La Descendencia prometida


 

 Cuando Adán pecó, y parecía que la humanidad lo había perdido todo —su relación con Dios, la vida eterna, la felicidad y el Paraíso—, Jehová predijo que enviaría un libertador al que llamó “la descendencia” (Gén. 3:15). Esa misteriosa Descendencia fue el centro de numerosas profecías bíblicas a lo largo de los siglos. Tenía que venir mediante Abrahán, Isaac y Jacob. Y también descendería del rey David (Gén. 21:12; 22:16-18; 28:14; 2 Sam. 7:12-16).
 

 ¿Quién era la Descendencia prometida? Encontramos la respuesta en Gálatas 3:16. (Léase.) Sin embargo, más adelante en ese capítulo, Pablo les dice a los cristianos ungidos: “Si pertenecen a Cristo, realmente son descendencia de Abrahán, herederos respecto a una promesa” (Gál. 3:29). ¿Por qué dice Pablo que la Descendencia prometida es Cristo y luego dice que son los cristianos ungidos?
 

 Hoy día hay millones de personas que se enorgullecen de ser descendientes de Abrahán.
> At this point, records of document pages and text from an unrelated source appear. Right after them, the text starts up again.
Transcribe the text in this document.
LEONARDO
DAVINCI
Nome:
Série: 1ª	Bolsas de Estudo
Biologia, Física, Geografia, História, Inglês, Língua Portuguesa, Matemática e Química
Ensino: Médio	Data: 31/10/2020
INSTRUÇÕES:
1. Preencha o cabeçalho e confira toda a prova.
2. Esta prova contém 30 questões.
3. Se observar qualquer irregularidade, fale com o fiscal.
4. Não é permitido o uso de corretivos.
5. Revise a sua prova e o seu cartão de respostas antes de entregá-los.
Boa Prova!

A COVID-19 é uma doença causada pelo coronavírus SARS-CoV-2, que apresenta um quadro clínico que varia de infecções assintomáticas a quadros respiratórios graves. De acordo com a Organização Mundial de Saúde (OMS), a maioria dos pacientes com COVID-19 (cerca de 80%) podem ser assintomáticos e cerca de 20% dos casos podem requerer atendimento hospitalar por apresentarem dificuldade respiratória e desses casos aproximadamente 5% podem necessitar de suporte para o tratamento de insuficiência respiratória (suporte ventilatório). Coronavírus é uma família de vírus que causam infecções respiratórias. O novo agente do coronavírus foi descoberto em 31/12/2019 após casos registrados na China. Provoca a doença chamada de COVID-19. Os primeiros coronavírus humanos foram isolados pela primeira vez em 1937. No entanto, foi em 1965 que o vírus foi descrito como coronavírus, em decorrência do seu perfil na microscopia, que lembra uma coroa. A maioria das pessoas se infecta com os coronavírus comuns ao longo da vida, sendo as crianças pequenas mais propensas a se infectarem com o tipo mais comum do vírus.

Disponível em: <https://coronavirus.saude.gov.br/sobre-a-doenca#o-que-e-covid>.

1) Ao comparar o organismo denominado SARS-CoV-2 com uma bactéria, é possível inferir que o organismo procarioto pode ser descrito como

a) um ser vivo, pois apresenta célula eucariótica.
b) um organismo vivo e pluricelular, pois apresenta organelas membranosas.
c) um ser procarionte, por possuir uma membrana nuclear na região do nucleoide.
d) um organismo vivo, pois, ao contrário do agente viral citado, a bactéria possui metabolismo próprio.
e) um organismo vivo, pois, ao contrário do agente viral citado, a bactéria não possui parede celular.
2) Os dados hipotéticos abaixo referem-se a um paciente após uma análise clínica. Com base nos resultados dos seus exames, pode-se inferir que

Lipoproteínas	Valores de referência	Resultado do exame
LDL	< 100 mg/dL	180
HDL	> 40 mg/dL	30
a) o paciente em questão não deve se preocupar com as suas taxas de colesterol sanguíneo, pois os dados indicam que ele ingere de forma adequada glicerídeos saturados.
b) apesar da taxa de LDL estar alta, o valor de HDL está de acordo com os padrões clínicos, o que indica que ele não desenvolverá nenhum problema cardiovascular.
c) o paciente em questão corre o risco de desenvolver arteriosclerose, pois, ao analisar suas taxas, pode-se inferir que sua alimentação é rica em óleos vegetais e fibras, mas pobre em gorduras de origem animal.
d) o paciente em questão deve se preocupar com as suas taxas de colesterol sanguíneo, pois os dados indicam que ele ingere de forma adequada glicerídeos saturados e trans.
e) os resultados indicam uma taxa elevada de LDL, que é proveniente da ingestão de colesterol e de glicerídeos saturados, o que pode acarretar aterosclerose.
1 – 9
De hecho, algunas religiones afirman que sus profetas descienden de este patriarca. Ahora bien, ¿conforman esas personas la Descendencia prometida? No. Como señaló el apóstol Pablo bajo inspiración, no todos los descendientes de Abrahán pueden afirmar que son parte de esa Descendencia. Aunque Abrahán tuvo varios hijos, la Descendencia mediante la cual se bendeciría a la humanidad solo vendría mediante uno de ellos: Isaac (Heb. 11:18). Al final, solo un descendiente de Abrahán sería la parte principal de la descendencia prometida, y ese resultó ser Jesucristo, quien, como bien se documenta en la Biblia, era descendiente directo de Abrahán por Isaac. Los cristianos ungidos llegaron después a formar la parte secundaria de la descendencia de Abrahán. Y la razón por la que se les concede este privilegio es que “pertenecen a Cristo”. Como vemos, el papel de Jesús en el cumplimiento de la primera profecía de la Biblia es realmente singular.
 

 ¿Qué aprendemos de este breve análisis del singular papel que desempeña Jesús en el propósito de Jehová? Pues que desde su creación, Jesús, el Hijo unigénito de Dios, ha sido único en su clase. Con todo, siempre ha servido a su Padre con humildad, haciendo su voluntad sin ningún tipo de pretensión (Juan 5:41; 8:50). ¡Qué magnífico ejemplo! Imitemos a Jesús y esforcémonos siempre por hacer “todas las cosas para la gloria de Dios” (1 Cor. 10:31).